Nonetheless, without prejudice to that which is set down in point 3.2 below, the agreed upon terms shall never be regarded as binding, pursuant to and in accordance with Art. 1457 of the Italian Civil Code, but merely approximate. Therefore, the Supplier cannot be held liable for damages or penalties resulting from late delivery.
3.2. In the event that the terms of execution of the order are binding for the Customer, then the Customer must state this explicitly in its Order.
3.3. In the case of Orders with a delivery date of less than 5 business days from the date of their receipt (without prejudice, in any event, to the fact that the Supplier must accept the commission) the Customer must also immediately notify the Supplier of this type of request by phone, at the following number: 0544/451418.
4. OBLIGATIONS OF THE PARTIES
4.1. The Supplier undertakes to execute the orders it is commissioned to complete in a workmanlike manner, in a way that is compliant with the technical specifications provided by the Customer, and in accordance with the methods and procedures described in its own Quality Assurance Manual and Work Instructions, which can be viewed in the Reserved Customer Area.
Consequently, all technical aspects of the orders which are not governed by legal provisions or dictated by explicit Customer request as accepted by the Supplier shall be executed in accordance with the rules set down in the aforesaid Quality Assurance Manual and Work Instructions.
4.2. Furthermore, it is the Customer’s responsibility to inspect the material carefully upon delivery and, in the case of flaws or defects, the Customer shall also be responsible for immediately notifying the Supplier, under the terms of the law.
4.3. In any event, any liability resulting from possible flaws or defects in the finished orders, provided that they are reported by the Customer under the terms set down in the above point, shall be limited to the replacement, repair and/or completion of those parts of the order which present flaws or shortcomings, in the shortest possible amount of time that is feasible, taking into account manufacturing lead time, and excluding any possible further types of damage.
4.4. The costs of transporting the defective goods to the Supplier’s location for repair or replacement for any of the reasons listed in point 4.4 above shall be borne by the Customer or by the Supplier, based on the rules applied to the original delivery and order that is the object of the dispute.
5.WAIVER OF RIGHT TO OBJECT
5.1. The Customer may not raise any objection of any kind regarding the exact execution of the order until it has paid the consideration due according to the procedures agreed upon in the Order and relative Confirmation indicated above.
5.2. In the event that the Customer’s complaints are recognised to be legitimate, and it is not possible to replace, repair or complete the order, then the Supplier shall be responsible for issuing a credit note for the partial or total amount of the invoice for the batch that is the object of criticism.
6. APPLICABLE LAW
6.1. All transactions that take place once these general conditions have entered into force shall be subject to Italian law and, in particular, the Civil Code provisions governing commerce.

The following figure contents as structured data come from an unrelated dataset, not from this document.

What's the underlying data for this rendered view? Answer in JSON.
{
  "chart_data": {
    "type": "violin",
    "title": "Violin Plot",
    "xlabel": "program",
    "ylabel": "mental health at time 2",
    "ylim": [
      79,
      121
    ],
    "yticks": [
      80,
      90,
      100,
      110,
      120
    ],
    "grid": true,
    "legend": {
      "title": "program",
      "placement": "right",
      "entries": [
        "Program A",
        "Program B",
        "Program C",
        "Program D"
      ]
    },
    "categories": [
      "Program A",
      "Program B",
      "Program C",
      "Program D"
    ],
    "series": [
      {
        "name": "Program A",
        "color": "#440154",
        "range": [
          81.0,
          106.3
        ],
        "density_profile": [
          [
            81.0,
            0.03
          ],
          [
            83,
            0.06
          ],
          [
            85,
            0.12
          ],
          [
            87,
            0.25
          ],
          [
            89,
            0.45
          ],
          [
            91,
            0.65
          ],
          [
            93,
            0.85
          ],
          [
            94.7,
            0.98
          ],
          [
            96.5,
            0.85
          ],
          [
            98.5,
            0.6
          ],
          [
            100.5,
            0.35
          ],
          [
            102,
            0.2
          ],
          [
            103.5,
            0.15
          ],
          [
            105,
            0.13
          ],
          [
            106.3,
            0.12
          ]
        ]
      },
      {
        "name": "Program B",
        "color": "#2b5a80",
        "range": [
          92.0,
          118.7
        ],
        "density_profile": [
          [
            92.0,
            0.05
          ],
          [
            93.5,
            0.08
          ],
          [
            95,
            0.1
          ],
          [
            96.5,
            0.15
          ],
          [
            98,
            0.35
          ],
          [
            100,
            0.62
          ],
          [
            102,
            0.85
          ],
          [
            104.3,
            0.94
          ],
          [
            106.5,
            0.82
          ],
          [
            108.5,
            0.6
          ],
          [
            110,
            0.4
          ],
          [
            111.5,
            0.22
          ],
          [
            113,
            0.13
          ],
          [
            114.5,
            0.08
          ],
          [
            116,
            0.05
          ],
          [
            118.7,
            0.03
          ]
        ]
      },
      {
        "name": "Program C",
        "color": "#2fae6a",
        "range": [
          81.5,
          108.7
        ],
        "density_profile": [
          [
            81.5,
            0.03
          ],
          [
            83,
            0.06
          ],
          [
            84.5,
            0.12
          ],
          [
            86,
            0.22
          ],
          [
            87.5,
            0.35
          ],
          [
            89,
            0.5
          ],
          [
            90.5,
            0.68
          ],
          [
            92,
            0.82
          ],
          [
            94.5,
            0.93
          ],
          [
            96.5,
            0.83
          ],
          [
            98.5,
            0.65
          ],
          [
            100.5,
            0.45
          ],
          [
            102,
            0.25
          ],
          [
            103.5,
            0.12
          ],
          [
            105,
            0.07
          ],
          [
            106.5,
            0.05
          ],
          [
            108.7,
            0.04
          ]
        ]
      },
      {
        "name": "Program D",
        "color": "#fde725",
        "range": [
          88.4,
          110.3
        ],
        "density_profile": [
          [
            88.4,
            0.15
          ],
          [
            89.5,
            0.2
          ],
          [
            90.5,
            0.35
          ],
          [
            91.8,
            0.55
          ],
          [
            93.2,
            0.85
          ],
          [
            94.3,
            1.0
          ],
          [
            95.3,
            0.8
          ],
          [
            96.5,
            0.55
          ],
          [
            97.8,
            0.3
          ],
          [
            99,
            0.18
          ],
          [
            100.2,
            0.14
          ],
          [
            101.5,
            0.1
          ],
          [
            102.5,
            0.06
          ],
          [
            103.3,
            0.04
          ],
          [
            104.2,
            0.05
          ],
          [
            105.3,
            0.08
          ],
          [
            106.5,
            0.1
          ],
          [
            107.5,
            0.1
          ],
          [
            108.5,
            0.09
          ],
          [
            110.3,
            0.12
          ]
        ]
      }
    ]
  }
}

7.1. The Customer’s information shall be handled in strict compliance with Legislative Decree 196/2003, pursuant to that which is set down in the disclosure available on the Supplier’s website (www.lastra-ra.it).
8.1. In the event that a dispute should arise regarding the validity, interpretation or execution of this contract, each or either party may take legal action in Ordinary courts of law.
In such an event, the Court of Ravenna shall have exclusive and absolute jurisdiction.
Pursuant to and in accordance with that which is set down in Articles 1341 and 1342 of the Italian Civil Code, the Customer hereby acknowledges that it has carefully read and approved the clauses 2 (Consideration and Terms of Payment), 3 (Terms of Delivery), 4 (Obligations of the Parties), 5 (Waiver of Right to Object), 7 (Privacy), and 8 (Disputes).